データに触れる人、企業システムに触れる人は、全員がセキュリティを意識する必要があります。これが一つの要素です。もう一つは、多層的な技術を導入し、どこかでミスや侵害があってもすぐに検知・対応・修復できる仕組みを整えることです。

Sweeney:本当にそのリンクをクリックしても大丈夫ですか?

Hudziak:はい、そのような仕組みです。または「本当にこのウェブサイトにアクセスしますか?これは悪意のある行為があるとわかっています」や、「Terry、あなたは企業のパスワードを企業所有でないサイトに入力しました。X日以内にパスワードを変更する必要があります」といった警告もあります。なぜなら、パスワードが安全でないサイトで流出し、誰かがそれを使って企業環境にアクセスしようとするのを防ぐためです。

Sweeney:トレーニングに何を追加すれば、方程式を強化し、エンドユーザーや組織に有利に働かせることができますか?

Hudziak:はい。先ほど述べた多くの保護策ですが、Googleでは「多層防御(ディフェンス・イン・デプス)」のアプローチを取っています。ユーザーがキーボードやマウスに触れる瞬間から、利用するアプリケーション、OS、ブラウザ、通信、ネットワーク、バックエンドのインフラまで、すべての段階にセキュリティ機構が組み込まれています。

それぞれのポイントで、ユーザーが何をしようとしているかに応じて適切な保護を提供する仕組みがあります。その一つが「ゼロトラスト」という考え方です。つまり、決して信頼せず、常にすべての段階で検証するということです。従来は「城と堀」型のセキュリティアーキテクチャで、企業ネットワーク内に入れば全てに自由にアクセスできるというものでしたが、これは非常に危険です。たとえば、ウイルス定義が古いデバイスでVPN接続してしまうと、何かを持ち込んでしまう可能性があります。

こうしたリスクに対して、技術を活用し、各段階で「このマシンは最新のアップデートがあるか?この設定か?この人は誰か?どの組織か?本当に本人か?何をしようとしているのか?」を確認し、必要に応じて特定のデータへのアクセスのみを許可したり、なぜそのデータを個人メールで送ろうとしているのかをチェックしたりします。

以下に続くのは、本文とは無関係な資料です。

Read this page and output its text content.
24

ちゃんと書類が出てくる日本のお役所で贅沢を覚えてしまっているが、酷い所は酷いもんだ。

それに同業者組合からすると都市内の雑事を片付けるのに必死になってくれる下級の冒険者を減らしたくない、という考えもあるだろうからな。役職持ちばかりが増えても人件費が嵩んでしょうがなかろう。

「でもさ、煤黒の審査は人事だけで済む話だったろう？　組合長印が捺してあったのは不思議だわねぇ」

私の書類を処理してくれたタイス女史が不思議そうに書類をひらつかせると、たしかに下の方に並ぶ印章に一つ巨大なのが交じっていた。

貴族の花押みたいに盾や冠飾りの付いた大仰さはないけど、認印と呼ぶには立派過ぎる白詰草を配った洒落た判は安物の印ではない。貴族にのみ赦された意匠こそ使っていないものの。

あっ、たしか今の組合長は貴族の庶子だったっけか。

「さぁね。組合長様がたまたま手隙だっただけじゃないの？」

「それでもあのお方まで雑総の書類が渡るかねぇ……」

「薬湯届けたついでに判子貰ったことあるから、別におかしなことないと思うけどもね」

このように、すべてのレイヤーに仕組みを組み込むことで問題解決につなげますが、同時に日々の業務の妨げにならないよう、シームレスに行うことも重視しています。

Sweeney:なるほど。Lorenさん、希望と不安が入り混じった気持ちになりました。良いことですね。私たち双方にとって有益だったと思います。

Hudziak:私もそう思います。油断は禁物です。もし「この技術がすべて解決してくれる」と思い込んでしまったら、すでに…

Sweeney:負けですね。本日はDark Reading News Deskにお越しいただき、ありがとうございました。

Hudziak:どういたしまして。

Sweeney:今回はGoogleのLoren Hudziakさんにお話を伺いました。Dark Reading News DeskのTerry Sweeneyでした。ご視聴いただきありがとうございました。また次回お会いしましょう。